Ibadat Tobat dipimpin oleh Frater Yerem Tnomel. Dalam pengantarnya, ia mengingatkan bahwa pertobatan adalah panggilan bagi setiap orang untuk kembali kepada Tuhan yang selalu membuka pintu pengampunan. Allah senantiasa mencari manusia yang tersesat dan dengan penuh kasih menyambut setiap orang yang datang kembali kepada-Nya.

Renungan disampaikan oleh Frater Gerson Naif yang mengajak seluruh frater untuk merenungkan kisah domba yang hilang dan anak yang hilang. Melalui kisah tersebut, ia menegaskan bahwa kasih dan kerahiman Allah tidak pernah terbatas oleh kelemahan manusia. Karena itu, masa Prapaskah menjadi kesempatan yang tepat untuk dengan rendah hati mengakui kelemahan dan memohon pengampunan dari Tuhan. “Masa Prapaskah adalah momen rahmat bagi kita untuk menghentikan pembangunan jurang yang memisahkan kita dari Allah dan sesama. Dalam masa ini kita diajak untuk senantiasa bertobat dari segala dosa yang kita lakukan. Melalui Sakramen Tobat yang kita terima, rahmat Allah akan menopang kita dalam perziarahan hidup, sehingga kita tidak kehilangan arah, terutama dalam menghidupi jalan panggilan kita,” ungkapnya.

Salah satu bagian penting dalam ibadat ini adalah pemeriksaan batin (examen conscientiae). Para frater diajak untuk melihat kembali perjalanan hidup mereka, terutama dalam hal kejujuran terhadap diri sendiri, relasi dengan sesama dalam komunitas, serta kesetiaan dalam kehidupan doa dan ketaatan pada aturan hidup di seminari.

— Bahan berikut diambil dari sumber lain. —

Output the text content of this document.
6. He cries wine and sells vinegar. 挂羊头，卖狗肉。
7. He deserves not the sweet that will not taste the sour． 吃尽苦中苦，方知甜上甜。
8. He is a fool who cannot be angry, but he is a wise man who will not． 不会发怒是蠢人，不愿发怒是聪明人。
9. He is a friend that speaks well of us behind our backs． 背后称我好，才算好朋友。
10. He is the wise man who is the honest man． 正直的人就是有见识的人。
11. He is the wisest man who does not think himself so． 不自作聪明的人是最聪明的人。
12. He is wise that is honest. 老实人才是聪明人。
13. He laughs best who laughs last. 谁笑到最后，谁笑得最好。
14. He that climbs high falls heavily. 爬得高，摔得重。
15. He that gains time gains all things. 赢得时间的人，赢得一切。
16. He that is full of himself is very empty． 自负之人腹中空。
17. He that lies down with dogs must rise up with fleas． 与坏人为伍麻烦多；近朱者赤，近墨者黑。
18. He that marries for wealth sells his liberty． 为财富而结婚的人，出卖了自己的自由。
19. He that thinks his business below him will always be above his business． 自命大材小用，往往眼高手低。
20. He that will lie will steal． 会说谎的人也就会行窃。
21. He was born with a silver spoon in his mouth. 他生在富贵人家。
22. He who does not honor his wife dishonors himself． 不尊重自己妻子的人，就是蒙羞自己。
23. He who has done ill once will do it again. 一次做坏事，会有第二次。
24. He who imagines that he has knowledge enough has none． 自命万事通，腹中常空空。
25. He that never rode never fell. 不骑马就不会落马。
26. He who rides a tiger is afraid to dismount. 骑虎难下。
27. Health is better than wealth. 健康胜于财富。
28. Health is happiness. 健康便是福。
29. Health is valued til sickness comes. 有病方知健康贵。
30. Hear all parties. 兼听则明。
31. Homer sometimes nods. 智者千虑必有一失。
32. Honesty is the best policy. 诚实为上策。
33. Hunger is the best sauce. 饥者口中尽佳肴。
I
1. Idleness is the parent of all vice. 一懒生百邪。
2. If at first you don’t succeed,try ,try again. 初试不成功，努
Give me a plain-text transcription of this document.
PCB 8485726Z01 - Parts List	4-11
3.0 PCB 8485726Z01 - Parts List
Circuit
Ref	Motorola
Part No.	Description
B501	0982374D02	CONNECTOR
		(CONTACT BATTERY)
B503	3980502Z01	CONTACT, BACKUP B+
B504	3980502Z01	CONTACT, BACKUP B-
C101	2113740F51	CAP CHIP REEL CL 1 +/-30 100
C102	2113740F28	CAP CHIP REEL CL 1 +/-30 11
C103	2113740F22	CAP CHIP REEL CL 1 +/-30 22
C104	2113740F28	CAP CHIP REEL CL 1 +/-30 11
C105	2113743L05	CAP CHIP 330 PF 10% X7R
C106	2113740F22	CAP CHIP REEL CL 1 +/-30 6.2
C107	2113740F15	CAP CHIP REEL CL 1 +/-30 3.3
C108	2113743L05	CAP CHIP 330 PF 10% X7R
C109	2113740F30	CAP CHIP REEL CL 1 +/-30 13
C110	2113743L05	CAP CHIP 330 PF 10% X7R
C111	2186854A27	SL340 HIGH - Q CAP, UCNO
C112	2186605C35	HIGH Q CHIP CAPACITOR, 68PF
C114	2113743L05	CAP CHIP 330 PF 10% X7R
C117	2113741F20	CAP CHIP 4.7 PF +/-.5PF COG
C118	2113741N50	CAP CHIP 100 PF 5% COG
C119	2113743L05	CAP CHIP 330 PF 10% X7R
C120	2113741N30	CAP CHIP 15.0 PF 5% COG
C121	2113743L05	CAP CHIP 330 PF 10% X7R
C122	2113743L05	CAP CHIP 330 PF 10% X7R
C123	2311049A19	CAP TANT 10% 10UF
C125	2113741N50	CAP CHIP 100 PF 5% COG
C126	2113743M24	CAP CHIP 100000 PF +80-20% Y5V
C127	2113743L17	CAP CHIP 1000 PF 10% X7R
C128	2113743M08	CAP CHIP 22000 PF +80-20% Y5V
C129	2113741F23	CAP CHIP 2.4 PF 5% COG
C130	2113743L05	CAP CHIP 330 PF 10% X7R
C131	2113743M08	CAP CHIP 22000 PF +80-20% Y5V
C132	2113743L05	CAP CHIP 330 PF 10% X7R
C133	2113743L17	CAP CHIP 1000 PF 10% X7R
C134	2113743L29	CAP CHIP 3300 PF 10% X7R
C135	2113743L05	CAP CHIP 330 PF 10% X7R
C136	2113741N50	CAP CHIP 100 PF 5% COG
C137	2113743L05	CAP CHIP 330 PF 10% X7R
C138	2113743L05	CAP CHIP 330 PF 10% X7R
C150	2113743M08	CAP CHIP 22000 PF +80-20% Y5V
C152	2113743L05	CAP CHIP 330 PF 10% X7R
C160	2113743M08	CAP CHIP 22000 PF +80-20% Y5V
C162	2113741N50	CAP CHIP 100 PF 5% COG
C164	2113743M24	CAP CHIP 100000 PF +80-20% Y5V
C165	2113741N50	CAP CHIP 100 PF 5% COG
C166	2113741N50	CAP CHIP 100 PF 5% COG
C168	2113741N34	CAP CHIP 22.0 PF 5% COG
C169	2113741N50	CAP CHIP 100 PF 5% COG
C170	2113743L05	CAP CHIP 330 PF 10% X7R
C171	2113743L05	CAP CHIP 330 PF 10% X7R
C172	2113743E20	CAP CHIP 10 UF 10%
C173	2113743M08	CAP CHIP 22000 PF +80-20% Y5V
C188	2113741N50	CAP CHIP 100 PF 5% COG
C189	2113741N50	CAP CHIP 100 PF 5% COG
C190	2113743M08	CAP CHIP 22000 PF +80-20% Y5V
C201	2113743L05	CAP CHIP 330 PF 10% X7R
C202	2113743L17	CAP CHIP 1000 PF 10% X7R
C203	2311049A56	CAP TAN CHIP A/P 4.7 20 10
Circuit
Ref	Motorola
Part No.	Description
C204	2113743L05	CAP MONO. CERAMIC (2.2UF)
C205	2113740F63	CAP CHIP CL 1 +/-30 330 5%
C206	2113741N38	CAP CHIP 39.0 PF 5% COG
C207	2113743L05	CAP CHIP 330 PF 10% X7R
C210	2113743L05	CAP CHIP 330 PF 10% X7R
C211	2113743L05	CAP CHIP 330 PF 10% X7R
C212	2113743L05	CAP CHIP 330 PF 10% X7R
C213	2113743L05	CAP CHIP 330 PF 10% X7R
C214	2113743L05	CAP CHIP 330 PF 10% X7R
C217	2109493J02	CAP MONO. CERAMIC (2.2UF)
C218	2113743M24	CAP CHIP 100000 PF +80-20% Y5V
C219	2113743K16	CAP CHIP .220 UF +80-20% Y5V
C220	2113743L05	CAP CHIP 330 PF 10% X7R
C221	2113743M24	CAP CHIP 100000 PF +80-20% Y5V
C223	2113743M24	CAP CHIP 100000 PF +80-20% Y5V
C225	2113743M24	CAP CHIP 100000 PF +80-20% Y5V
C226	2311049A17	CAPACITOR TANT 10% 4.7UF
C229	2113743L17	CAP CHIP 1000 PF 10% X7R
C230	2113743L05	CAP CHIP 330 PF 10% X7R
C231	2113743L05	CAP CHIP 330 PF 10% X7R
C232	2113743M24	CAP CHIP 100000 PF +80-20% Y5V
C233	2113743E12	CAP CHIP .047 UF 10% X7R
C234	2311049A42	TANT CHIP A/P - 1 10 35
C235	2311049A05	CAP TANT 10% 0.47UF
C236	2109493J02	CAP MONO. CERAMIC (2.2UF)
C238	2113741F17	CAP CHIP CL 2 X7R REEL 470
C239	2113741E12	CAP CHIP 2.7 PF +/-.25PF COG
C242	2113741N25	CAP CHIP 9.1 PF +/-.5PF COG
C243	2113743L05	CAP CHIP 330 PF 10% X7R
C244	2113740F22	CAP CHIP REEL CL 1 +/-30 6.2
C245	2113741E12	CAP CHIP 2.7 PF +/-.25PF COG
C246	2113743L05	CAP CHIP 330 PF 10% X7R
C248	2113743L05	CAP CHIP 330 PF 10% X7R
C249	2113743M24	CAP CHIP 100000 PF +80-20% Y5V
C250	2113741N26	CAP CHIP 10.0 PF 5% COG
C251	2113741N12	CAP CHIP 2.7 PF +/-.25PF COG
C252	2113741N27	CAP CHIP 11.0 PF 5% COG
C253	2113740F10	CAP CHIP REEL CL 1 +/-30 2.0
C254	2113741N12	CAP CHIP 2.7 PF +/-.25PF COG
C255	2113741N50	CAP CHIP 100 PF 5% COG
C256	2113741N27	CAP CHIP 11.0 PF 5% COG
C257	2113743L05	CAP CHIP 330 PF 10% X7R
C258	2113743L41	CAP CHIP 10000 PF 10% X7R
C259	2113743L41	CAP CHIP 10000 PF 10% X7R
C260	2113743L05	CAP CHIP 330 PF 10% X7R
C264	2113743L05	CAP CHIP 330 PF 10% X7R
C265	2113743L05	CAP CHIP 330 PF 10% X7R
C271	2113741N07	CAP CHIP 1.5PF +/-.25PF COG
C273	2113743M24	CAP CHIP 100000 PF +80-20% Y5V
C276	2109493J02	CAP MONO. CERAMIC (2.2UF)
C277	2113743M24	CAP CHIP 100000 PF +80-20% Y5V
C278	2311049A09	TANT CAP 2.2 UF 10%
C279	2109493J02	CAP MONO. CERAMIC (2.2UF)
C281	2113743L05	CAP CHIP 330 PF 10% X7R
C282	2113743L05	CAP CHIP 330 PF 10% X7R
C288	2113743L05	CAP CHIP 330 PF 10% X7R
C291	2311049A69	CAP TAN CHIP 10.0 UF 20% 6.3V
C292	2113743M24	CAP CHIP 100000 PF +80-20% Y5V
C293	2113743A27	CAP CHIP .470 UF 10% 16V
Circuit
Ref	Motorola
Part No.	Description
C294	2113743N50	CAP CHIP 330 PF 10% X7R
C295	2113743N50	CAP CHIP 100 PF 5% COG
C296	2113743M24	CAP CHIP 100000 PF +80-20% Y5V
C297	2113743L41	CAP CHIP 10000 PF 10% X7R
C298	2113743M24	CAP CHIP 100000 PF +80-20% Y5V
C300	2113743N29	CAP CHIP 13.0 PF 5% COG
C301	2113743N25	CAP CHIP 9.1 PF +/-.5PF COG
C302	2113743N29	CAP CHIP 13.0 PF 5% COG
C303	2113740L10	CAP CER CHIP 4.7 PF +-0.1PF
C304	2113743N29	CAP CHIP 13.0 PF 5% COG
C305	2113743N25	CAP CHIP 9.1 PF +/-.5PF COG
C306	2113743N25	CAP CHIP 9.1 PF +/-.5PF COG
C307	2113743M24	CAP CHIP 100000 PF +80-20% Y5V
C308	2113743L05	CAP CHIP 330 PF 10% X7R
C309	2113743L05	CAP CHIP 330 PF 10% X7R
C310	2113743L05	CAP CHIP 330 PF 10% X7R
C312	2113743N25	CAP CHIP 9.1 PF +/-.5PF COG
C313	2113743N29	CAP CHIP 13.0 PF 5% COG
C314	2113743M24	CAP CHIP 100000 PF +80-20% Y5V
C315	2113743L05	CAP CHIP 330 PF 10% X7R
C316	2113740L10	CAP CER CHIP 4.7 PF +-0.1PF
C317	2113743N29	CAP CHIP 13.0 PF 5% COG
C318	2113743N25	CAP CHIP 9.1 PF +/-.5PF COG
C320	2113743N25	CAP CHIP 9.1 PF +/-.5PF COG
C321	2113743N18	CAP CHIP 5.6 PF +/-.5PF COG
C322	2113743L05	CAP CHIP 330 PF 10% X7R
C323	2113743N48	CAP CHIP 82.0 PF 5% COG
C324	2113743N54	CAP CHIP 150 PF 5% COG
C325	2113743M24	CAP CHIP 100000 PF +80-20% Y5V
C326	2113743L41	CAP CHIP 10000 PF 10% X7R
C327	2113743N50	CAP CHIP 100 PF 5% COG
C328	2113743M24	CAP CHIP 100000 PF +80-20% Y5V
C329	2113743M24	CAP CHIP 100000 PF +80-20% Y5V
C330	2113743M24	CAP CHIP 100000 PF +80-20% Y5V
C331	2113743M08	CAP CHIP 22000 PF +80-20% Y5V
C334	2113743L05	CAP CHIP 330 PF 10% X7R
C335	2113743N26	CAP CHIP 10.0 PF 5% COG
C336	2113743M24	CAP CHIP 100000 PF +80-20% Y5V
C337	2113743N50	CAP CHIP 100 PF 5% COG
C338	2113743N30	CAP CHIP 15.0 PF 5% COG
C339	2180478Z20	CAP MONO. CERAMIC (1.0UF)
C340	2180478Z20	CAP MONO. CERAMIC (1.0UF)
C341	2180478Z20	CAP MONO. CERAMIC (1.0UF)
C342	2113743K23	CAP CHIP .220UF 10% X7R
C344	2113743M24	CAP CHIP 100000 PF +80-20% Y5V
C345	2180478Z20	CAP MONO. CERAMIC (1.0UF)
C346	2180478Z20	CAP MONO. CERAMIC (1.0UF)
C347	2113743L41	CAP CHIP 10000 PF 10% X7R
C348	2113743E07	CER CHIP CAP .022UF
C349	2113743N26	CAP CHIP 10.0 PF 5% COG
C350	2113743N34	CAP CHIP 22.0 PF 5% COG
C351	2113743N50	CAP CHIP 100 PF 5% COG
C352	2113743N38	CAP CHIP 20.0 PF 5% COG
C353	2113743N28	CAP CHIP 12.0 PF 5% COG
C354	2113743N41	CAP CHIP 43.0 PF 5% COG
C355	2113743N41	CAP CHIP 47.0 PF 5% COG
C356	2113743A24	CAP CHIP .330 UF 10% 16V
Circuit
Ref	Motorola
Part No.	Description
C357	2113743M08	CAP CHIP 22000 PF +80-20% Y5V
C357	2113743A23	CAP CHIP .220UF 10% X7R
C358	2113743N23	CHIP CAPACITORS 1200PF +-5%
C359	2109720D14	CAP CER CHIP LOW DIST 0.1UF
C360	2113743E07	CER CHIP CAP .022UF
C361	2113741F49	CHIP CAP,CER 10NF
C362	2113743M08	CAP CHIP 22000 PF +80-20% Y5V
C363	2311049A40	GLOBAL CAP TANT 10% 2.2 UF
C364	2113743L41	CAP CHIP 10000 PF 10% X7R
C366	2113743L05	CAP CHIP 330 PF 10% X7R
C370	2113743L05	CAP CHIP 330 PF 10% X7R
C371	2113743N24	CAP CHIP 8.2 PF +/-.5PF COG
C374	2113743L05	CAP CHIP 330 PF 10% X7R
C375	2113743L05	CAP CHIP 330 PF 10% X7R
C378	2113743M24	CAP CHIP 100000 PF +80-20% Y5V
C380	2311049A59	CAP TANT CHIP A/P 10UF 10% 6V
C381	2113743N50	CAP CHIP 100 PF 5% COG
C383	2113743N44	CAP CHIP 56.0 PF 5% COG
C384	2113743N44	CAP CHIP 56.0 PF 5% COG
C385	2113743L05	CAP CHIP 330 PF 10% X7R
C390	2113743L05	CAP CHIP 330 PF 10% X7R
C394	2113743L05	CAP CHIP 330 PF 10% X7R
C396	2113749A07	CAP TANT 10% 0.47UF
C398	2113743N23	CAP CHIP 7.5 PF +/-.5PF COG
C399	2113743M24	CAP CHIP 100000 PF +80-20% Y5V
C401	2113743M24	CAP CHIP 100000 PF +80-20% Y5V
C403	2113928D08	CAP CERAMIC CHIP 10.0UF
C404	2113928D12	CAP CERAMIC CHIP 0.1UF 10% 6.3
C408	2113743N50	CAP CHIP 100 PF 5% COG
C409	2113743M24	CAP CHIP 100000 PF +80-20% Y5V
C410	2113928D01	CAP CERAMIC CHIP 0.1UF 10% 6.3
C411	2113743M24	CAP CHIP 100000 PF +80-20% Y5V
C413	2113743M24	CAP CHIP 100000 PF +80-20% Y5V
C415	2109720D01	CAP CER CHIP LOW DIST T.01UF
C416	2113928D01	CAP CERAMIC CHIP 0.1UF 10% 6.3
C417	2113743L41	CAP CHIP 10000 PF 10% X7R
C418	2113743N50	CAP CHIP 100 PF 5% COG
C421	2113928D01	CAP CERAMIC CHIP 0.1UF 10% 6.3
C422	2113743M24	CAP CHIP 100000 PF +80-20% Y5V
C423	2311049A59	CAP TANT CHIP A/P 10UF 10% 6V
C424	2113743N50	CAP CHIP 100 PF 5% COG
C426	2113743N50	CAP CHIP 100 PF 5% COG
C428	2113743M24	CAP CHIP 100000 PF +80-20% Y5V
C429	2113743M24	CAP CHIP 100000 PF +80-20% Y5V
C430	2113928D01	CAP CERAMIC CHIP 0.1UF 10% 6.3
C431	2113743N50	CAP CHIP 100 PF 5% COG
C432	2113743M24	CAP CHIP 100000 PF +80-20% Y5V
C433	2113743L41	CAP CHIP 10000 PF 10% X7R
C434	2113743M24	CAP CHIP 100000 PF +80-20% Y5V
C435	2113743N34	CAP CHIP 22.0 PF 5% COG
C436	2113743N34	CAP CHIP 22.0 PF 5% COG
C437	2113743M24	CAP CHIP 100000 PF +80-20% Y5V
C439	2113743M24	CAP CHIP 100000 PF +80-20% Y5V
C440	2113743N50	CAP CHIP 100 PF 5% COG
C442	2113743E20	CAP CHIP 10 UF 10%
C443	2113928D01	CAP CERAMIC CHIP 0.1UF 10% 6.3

Setelah ibadat selesai, kegiatan dilanjutkan dengan Sakramen Pengakuan Dosa secara pribadi. Tiga orang pater dari biara hadir untuk melayani para frater yang ingin menerima sakramen rekonsiliasi. Suasana doa dan keheningan tetap terjaga sehingga setiap frater dapat menghayati momen pertobatan ini dengan lebih mendalam. Staf pembina juga turut terlibat dalam momen ini. RD. Yasintus Runesi, Pr ikut menerima Sakramen Rekonsiliasi setelah para frater menyelesaikan pengakuan dosa mereka.

Seorang frater mengungkapkan bahwa kegiatan seperti ini sangat membantu kehidupan rohani para frater. “Sebagai manusia kita menyadari bahwa kita sering jatuh dalam dosa. Karena itu, kesempatan untuk memperbaiki hubungan dengan Tuhan melalui sakramen rekonsiliasi menjadi sangat penting agar panggilan kita tetap terarah,” ungkapnya.

Melalui rahmat pengampunan yang diterima dalam Sakramen Rekonsiliasi, para frater diharapkan semakin dikuatkan untuk menjalani masa Prapaskah dengan semangat pertobatan, doa, dan pembaharuan hidup, serta mempersiapkan diri menyambut sukacita Hari Raya Paskah.